Seit Januar dürfen Jäger in der Slowakei bis Ende des Jahres mehr als 70 Wölfe erlegen. Das slowakische Umweltministerium sieht darin einen Erfolg versprechenden Weg, mit den Wölfen umzugehen. Widerspruch dagegen sei "Aktivistenhysterie". Naturschützer dagegen warnen, der Karpatenwolf stünde mit der Abschusserlaubnis vor der Ausrottung. Die Debatte ist hoch politisiert und läuft anders als in anderen Ländern.

"Zwei Wölfe wurden erschossen und damit ein Rudel zerstört. Die geschossenen Wölfe sind ein Paar gewesen, ein Männchen und ein Weibchen." Solche und ähnliche Meldungen setzte Lesoochranárske združenie VLK (dt. Waldschutzgruppe Wolf) in den sozialen Netzwerken Anfang des Jahres mehrmals ab. Legal auf Wolfsjagd zu gehen wurde da möglich, weil das slowakische Umweltministerium das für die ersten zwei Wochen des neuen Jahres erlaubt hatte. Im September geht die Jagdsaison weiter. Auf das ganze Jahr 2025 gerechnet, dürfen über 70 Tiere geschossen werden.

Mit der Maßnahme will das Umweltministerium Schafe und andere Weidetiere schützen. Der Vorsitzende des Wolfsschützer-Vereins Juraj Lukáč dagegen beklagt im Gespräch mit dem MDR, auf diese Weise seien im Januar insgesamt 23 Wölfe viel zu willkürlich geschossen worden: "Der ganzjährige Schutz wurde aufgehoben, was bedeutet, dass der Wolf jetzt auch geschossen werden kann, selbst wenn er weder Menschen noch Nutztiere bedroht."

Die effektive Populationsgröße beträgt bei uns 50 Tiere. Wenn wir 74 Wölfe zum Abschuss freigeben, ist es sehr realistisch, dass wir die typisch slowakisch-karpatische Wolfspopulation vernichten.

Juraj Lukáč | Slowakische "Waldschutzgruppe Wolf"
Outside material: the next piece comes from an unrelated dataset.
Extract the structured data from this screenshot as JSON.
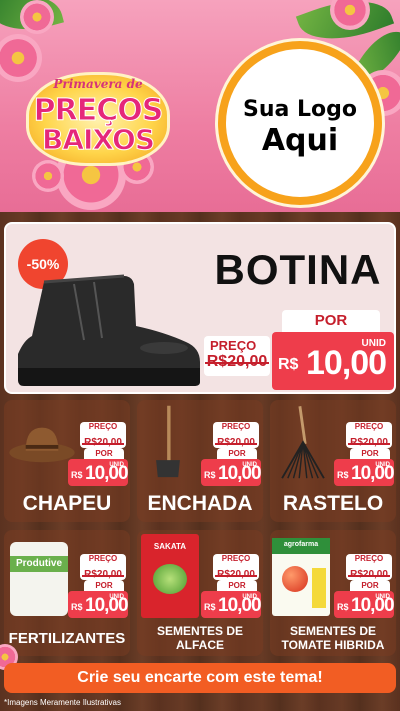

Die Naturschützer befürchten, dass beim "Fall" von mehreren einzelnen Tieren die gesamte Karpatenwolf-Population gefährdet sein könnte. Sie sprechen dabei von der "effektiven Population", also von den Tieren, die sich fortpflanzen und zur genetischen Vielfalt beitragen. Sie umfasst nur einen Teil der insgesamt etwa 600 Wölfe in der Slowakei und ist wichtig für die Gesundheit der Art. Die Jäger allerdings wissen meist nicht, ob sie die wichtigen Tiere eines Rudels schießen. "Die effektive Populationsgröße beträgt bei uns 50 Tiere. Wenn wir 74 Wölfe zum Abschuss freigeben, ist es sehr realistisch, dass wir die typisch slowakisch-karpatische Wolfspopulation vernichten", fügt Juraj Lukáč hinzu.
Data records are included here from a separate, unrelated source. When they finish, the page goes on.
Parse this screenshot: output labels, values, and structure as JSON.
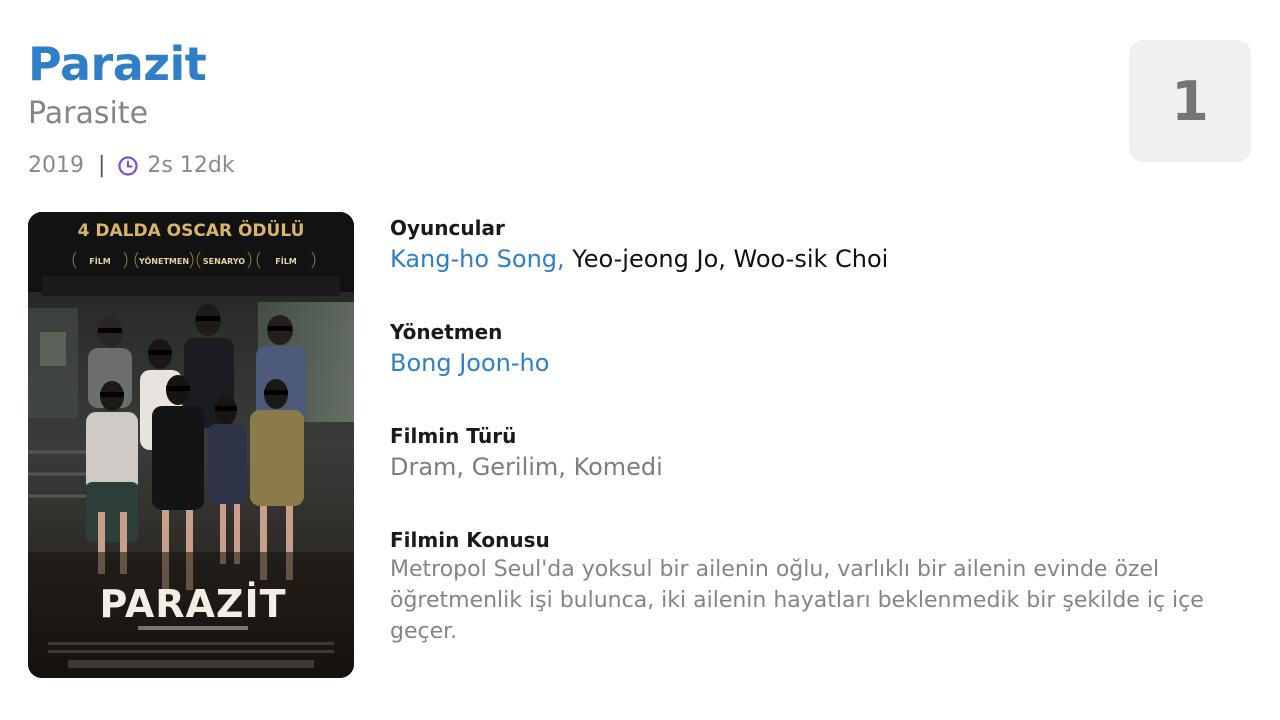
{
  "movie": {
    "title": "Parazit",
    "original_title": "Parasite",
    "year": "2019",
    "separator": "|",
    "duration": "2s 12dk",
    "rank": "1"
  },
  "poster": {
    "award_banner": "4 DALDA OSCAR ÖDÜLÜ",
    "title": "PARAZİT",
    "award_categories": [
      "FİLM",
      "YÖNETMEN",
      "SENARYO",
      "FİLM"
    ]
  },
  "details": {
    "cast_label": "Oyuncular",
    "cast": [
      "Kang-ho Song",
      "Yeo-jeong Jo",
      "Woo-sik Choi"
    ],
    "cast_separator": ", ",
    "director_label": "Yönetmen",
    "director": "Bong Joon-ho",
    "genre_label": "Filmin Türü",
    "genres": "Dram, Gerilim, Komedi",
    "plot_label": "Filmin Konusu",
    "plot": "Metropol Seul'da yoksul bir ailenin oğlu, varlıklı bir ailenin evinde özel öğretmenlik işi bulunca, iki ailenin hayatları beklenmedik bir şekilde iç içe geçer."
  },
  "colors": {
    "accent": "#2f7fc8",
    "clock_icon": "#7a4fd6",
    "rank_bg": "#f0f0f0"
  },
  "icons": {
    "duration": "clock-icon"
  }
}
Problem für Wölfe über Ländergrenzen hinweg

Der Abschuss in der Slowakei betrifft aber nicht nur die Wölfe dort, sondern in ganz Mitteleuropa, denn sie leben auf einem recht großen Gebiet und kennen keine Ländergrenzen. Es gibt Fälle, in denen Wölfe auf der Suche nach einem Partner beispielsweise von Bayern durch ganz Polen bis an die polnisch-slowakische Grenze gewandert sind – also über 1.000 Kilometer weit. Viele Wölfe leben in den bergigen Grenzregionen zwischen Polen, Tschechien und der Slowakei. Juraj Lukáč von der Waldschutzgruppe Wolf warnt daher, dass durch den Abschuss von Wölfen in der Slowakei "im Grunde ganz Europa ärmer wird".
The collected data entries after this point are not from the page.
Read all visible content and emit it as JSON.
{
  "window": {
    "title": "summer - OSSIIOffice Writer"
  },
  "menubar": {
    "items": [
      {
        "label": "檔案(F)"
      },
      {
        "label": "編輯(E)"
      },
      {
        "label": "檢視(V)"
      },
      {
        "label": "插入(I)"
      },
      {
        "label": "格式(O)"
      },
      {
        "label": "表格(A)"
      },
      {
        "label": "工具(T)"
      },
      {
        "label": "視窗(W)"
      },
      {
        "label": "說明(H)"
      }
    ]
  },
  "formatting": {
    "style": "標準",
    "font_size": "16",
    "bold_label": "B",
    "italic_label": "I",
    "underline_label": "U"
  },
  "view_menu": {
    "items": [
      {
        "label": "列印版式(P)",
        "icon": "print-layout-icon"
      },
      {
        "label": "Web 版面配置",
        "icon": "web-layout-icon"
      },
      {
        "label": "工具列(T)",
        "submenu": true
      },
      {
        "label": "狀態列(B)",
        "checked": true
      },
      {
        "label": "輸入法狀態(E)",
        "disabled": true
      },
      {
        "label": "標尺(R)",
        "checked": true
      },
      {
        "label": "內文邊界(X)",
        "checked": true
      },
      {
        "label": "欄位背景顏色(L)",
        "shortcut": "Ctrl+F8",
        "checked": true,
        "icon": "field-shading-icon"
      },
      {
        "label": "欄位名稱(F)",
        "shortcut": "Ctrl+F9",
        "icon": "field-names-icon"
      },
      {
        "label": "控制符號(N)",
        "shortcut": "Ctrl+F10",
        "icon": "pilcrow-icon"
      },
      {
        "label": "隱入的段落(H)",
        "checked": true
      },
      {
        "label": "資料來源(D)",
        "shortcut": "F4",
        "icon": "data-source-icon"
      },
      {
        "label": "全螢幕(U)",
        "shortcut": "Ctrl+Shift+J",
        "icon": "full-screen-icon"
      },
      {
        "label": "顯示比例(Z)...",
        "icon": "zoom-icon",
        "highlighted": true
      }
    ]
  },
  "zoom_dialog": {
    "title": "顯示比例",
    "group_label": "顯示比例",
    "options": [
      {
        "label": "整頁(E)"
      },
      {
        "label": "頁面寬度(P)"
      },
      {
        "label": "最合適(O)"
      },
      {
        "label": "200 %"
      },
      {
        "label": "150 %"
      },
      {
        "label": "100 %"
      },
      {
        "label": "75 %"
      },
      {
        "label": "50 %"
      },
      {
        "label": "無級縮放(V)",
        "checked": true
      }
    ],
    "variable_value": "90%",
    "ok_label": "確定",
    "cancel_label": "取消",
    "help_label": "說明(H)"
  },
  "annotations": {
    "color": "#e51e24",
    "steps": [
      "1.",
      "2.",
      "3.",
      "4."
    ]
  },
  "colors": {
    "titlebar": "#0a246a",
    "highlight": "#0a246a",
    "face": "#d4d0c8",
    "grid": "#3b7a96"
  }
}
Genau deshalb kritisiert man die Strategie des slowakischen Umweltministeriums auch in Tschechien, da ein Teil der dortigen etwa 100-köpfigen Wolfspopulation direkt von der slowakischen Population abhängig ist. Michal Feller, Koordinator der tschechischen Naturschutzbewegung DUHA Šelmy, bestätigte dem MDR, dass es passieren könne, dass ein Wolf, der sich hauptsächlich auf tschechischem Gebiet aufhält, in der Slowakei erschossen wird.

Die Tschechen haben deshalb eine Beschwerde bei der Europäischen Kommission wegen Verstoßes gegen europäisches Recht eingereicht, erklärt Feller an einem Beispiel: "Wenn auf der slowakischen Seite eine Straße oder ein anderes Bauwerk in grenznahen Gebieten errichtet würde, müsste dies genehmigt werden, um sicherzustellen, dass keine grenzüberschreitenden Auswirkungen auftreten." Jedoch sei nichts dergleichen in puncto Folgen für die Wolfspopulation in den Beskiden geschehen.

Debatte in der Slowakei unterscheidet sich von anderen Ländern

Grundsätzlich findet der vermeintliche Kampf zwischen Wolf und Mensch, zwischen seinem Nutzen und den Schäden an Weidetieren seit Jahrhunderten statt. Und das in allen Ländern, in denen noch Wölfe leben. Wie viele Wölfe sind noch akzeptabel und wie kann man betroffene Landwirte entschädigen, die Teile ihrer Herden verlieren? In die Debatte in der Slowakei spielt jedoch noch etwas anderes hinein. Juraj Lukáč denkt, dass "der Wolf zur Geisel politischer Auseinandersetzungen geworden" sei. Naturschützer finden, die Entscheidung, mehr als 70 Wölfe zum Abschuss freizugeben, sei unter dem Druck der Jägerschaft gefallen, von denen große Teile den Wolf als wertvolle Trophäe betrachteten.

Wolf
Der Wolf in den Karpaten schert sich nicht um Ländergrenzen zwischen der Slowakei, Polen und Tschechien. Bildrechte: IMAGO / Depositphotos

Slowakische Naturschützer beklagen nun, dass Wölfe auch in Gegenden gejagt werden können, in denen sie gar keine Schafherden angreifen oder in denen sie eigentlich geschützt sein sollten. So wurden im Januar 2025 einige geschossene Tiere nur 50 bis 100 Meter von Schutzgebieten entfernt gefunden, wohin sie getrieben oder gelockt worden seien.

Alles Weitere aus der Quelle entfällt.